Sheffield Students’ Union has defended publishing drug advice on its website, insisting that they are not ‘normalising’ drug use after coming under fire in the national press.
A post on the website directed students to guidance from Loop, a company which provides drug safety testing, welfare and harm reduction services, and included advice on the safest ways to take crystallised MDMA.
It suggested crushing pills into smaller amounts, avoiding mixing with other substances, and to “chill out and drink water”.
In an opinion article for Metro last Friday Katharine Swindells, SU Welfare Officer, criticised the national coverage of The Telegraph, Metro and the Daily Mail, as ‘inaccurate and wrong’.
She said: “This isn’t the Students’ Union normalising drug-taking; this is us taking precautions to reduce risk. In an ideal world, students won’t touch drugs, but we know in reality things are often different.”
The webpage also advised students on correct dosages for class A drugs MDMA and ecstasy.
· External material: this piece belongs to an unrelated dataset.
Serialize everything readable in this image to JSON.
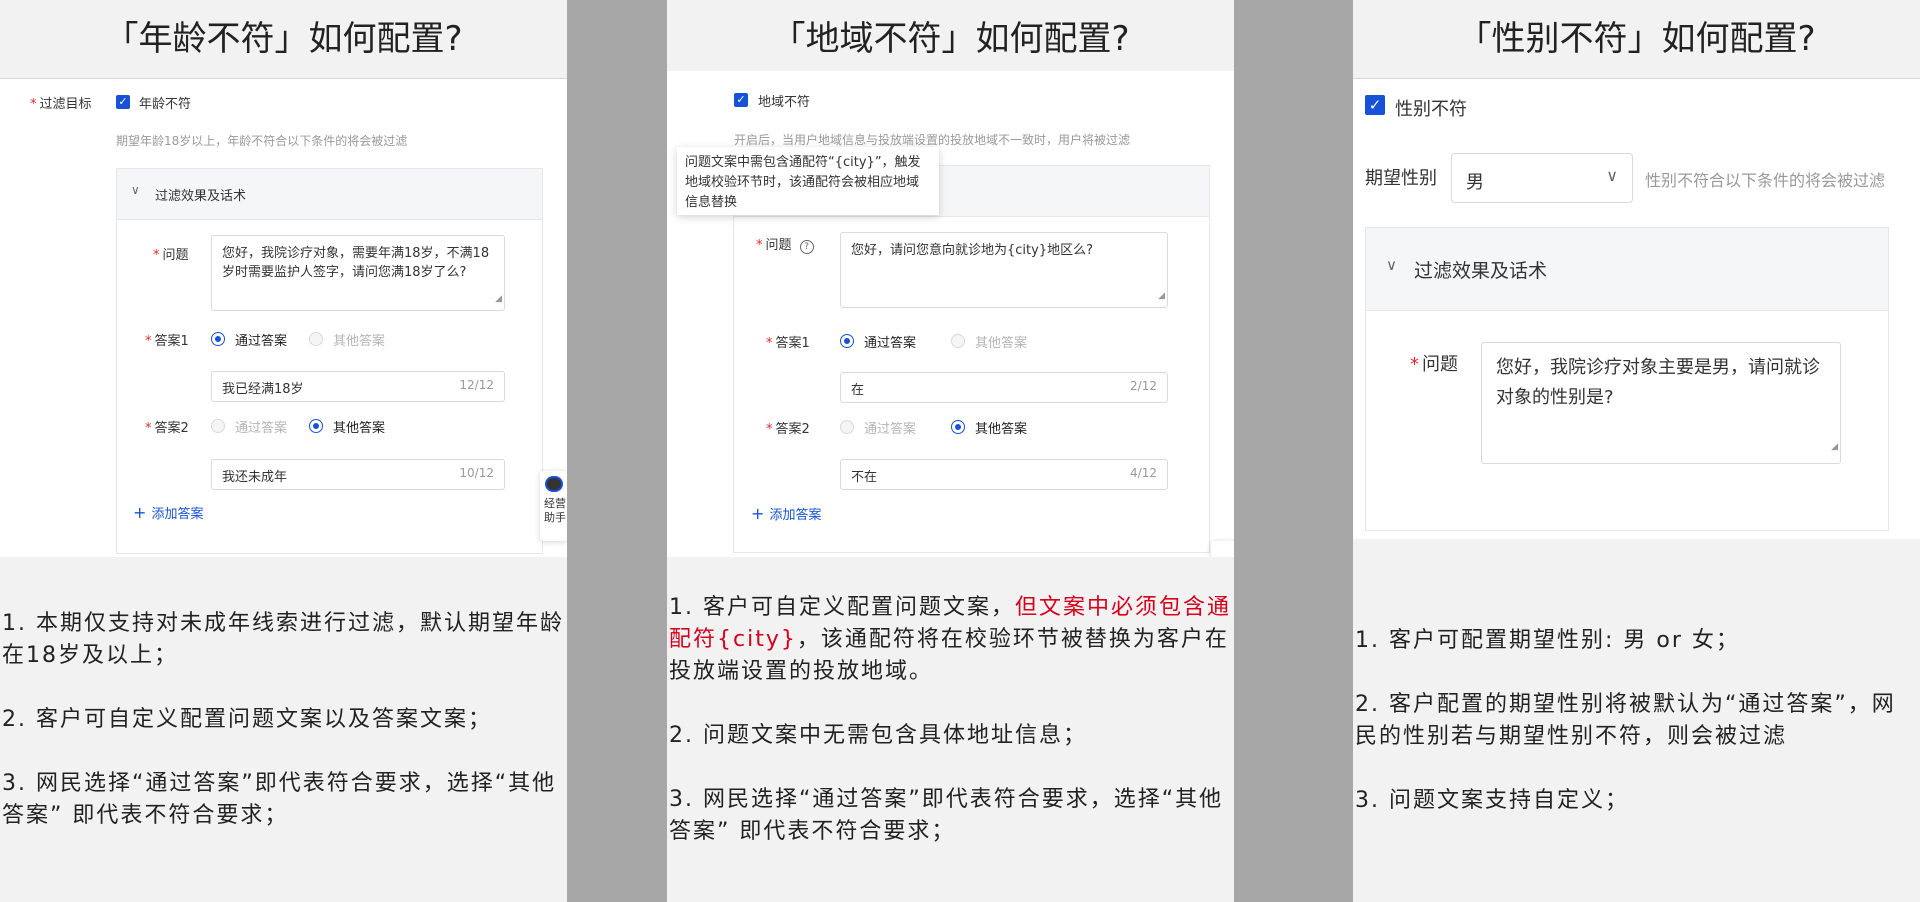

Speaking to The Telegraph, Bliss Hunter, a drama student at the University of Sheffield, said: “The Students’ Union should be looking at protecting students and deferring them away from the drug scene, not encouraging them to take them.”
Sab Jones, a final year Spanish student, said: “I’m ashamed that this policy is real and on their website.”
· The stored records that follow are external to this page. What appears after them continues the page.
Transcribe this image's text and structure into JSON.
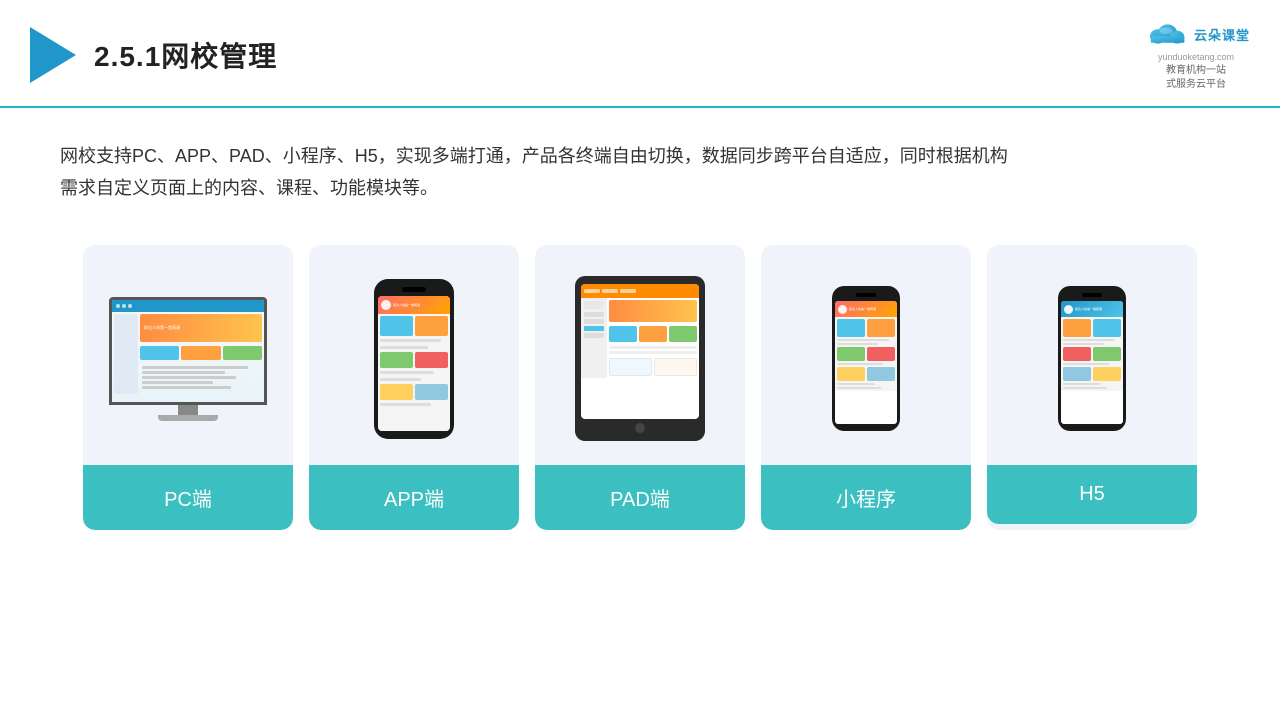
{
  "header": {
    "title": "2.5.1网校管理",
    "brand_name": "云朵课堂",
    "brand_url": "yunduoketang.com",
    "brand_tagline": "教育机构一站\n式服务云平台"
  },
  "description": {
    "text": "网校支持PC、APP、PAD、小程序、H5，实现多端打通，产品各终端自由切换，数据同步跨平台自适应，同时根据机构\n需求自定义页面上的内容、课程、功能模块等。"
  },
  "cards": [
    {
      "id": "pc",
      "label": "PC端"
    },
    {
      "id": "app",
      "label": "APP端"
    },
    {
      "id": "pad",
      "label": "PAD端"
    },
    {
      "id": "miniprogram",
      "label": "小程序"
    },
    {
      "id": "h5",
      "label": "H5"
    }
  ],
  "colors": {
    "primary": "#2196c8",
    "teal": "#3bbfc0",
    "bg_card": "#f0f4fa",
    "border_accent": "#1cb8c8",
    "orange": "#ff8c42",
    "yellow": "#ffc34d"
  }
}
The SU brought in stricter drug policies following the death of Sheffield Hallam student Joana Burns, 22, who fell ill after taking £7 worth of MDMA at Tuesday Club in their venue in 2017.
In her article Katharine reaffirmed the SU’s zero-tolerance policy on drugs, and the non-judgemental approach taken to students feeling unwell on SU nights out. She also pointed to the SU’s collaboration with Sheffield DACT, a support service for drug, alcohol and domestic abuse issues.
The SU Welfare Officer also added: “Too many young people experiment with drugs without any knowledge of what they do, how they work and what the risks are.
“As a responsible students’ union, our role is about more than just telling students not to take drugs. It’s important to recognise the clear difference – health protection is not promoting use.”
A University of Sheffield spokesperson said: “The University and its Students’ Union do not condone substance misuse in any shape or form and the safety and security of our students is of the utmost importance to us.
“We do however understand some students may try drugs during their time at University.
“With this in mind, we think it is important to ensure that, while we cannot condone this, if a student does choose to take drugs, they are as informed as possible, and take steps to take all reasonable precautions.”